The Hopf Skyrmion in QCD with Adjoint Quarks

TL;DR

This paper explores the stability and properties of topological solitons in a modified QCD with adjoint quarks, linking them to Hopf invariants and proposing an extended model to detect exotic hadrons.

Contribution

It identifies the topological origin of stable solitons in adjoint QCD and connects them to Hopf Skyrmions, extending the Skyrme-Faddeev model to include fermions for better understanding.

Findings

Normal hadrons have mass O(1) and specific charge properties.

Exotic hadrons with mass O(N^2) correspond to Hopf Skyrmions.

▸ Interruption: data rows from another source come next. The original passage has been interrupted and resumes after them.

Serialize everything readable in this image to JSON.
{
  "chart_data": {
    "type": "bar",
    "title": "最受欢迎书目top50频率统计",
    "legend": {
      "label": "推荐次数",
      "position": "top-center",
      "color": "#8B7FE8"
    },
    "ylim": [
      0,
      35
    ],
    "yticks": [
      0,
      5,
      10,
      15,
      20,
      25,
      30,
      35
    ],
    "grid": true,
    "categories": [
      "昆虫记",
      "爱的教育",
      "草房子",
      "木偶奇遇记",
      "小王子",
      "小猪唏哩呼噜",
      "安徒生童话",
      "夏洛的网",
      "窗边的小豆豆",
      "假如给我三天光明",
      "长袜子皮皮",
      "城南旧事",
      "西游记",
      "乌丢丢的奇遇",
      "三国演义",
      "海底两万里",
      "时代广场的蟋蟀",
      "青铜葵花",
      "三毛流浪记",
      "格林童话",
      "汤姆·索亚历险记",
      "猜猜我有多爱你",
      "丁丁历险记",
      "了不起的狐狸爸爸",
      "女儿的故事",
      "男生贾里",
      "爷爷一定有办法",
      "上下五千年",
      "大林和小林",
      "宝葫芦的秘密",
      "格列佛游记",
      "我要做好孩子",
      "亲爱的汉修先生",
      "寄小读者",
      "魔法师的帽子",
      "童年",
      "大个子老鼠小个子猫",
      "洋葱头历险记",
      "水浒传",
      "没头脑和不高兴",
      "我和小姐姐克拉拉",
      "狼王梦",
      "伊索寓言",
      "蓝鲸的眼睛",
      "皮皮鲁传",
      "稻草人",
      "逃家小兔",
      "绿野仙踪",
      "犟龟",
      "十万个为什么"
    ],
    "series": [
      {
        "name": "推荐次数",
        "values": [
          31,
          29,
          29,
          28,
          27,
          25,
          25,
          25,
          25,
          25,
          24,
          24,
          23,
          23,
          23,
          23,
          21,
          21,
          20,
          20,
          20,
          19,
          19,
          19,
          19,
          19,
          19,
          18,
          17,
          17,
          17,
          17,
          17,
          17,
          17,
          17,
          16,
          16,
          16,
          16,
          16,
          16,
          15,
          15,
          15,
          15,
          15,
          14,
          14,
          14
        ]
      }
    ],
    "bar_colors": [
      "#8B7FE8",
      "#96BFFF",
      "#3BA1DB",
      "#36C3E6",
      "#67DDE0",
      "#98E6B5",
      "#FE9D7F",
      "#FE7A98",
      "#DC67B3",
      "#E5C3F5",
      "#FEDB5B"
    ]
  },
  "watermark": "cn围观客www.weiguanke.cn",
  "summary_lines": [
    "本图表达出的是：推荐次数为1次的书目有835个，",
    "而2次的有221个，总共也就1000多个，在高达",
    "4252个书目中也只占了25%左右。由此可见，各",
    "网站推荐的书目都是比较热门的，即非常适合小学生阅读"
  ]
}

A shift in fermion number F relates to the Hopf invariant, explaining exotic states.

Abstract

We consider a modification of QCD in which conventional fundamental quarks are replaced by Weyl fermions in the adjoint representation of the color SU(N). In the case of two flavors the low-energy chiral Lagrangian is that of the Skyrme-Faddeev model. The latter supports topologically stable solitons with mass scaling as N^2. Topological stability is due to the existence of a nontrivial Hopf invariant in the Skyrme-Faddeev model. Our task is to identify, at the level of the fundamental theory, adjoint QCD, an underlying reason responsible for the stability of the corresponding hadrons. We argue that all "normal" mesons and baryons, with mass O(N^0), are characterized by (-1)^Q (-1)^F =1, where Q is a conserved charge corresponding to the unbroken U(1) surviving in the process of the chiral symmetry breaking (SU(2) \to U(1) for two adjoint flavors). Moreover, F is the fermion number (defined mod 2 in the case at hand). We argue that there exist exotic hadrons with mass O(N^2) and (-1)^Q (-1)^F = -1. They are in one-to-one correspondence with the Hopf Skyrmions. The transition from nonexotic to exotic hadrons is due to a shift in F, namely F \to F - {\cal H} where {\cal H} is the Hopf invariant. To detect this phenomenon we have to extend the Skyrme-Faddeev model by introducing fermions.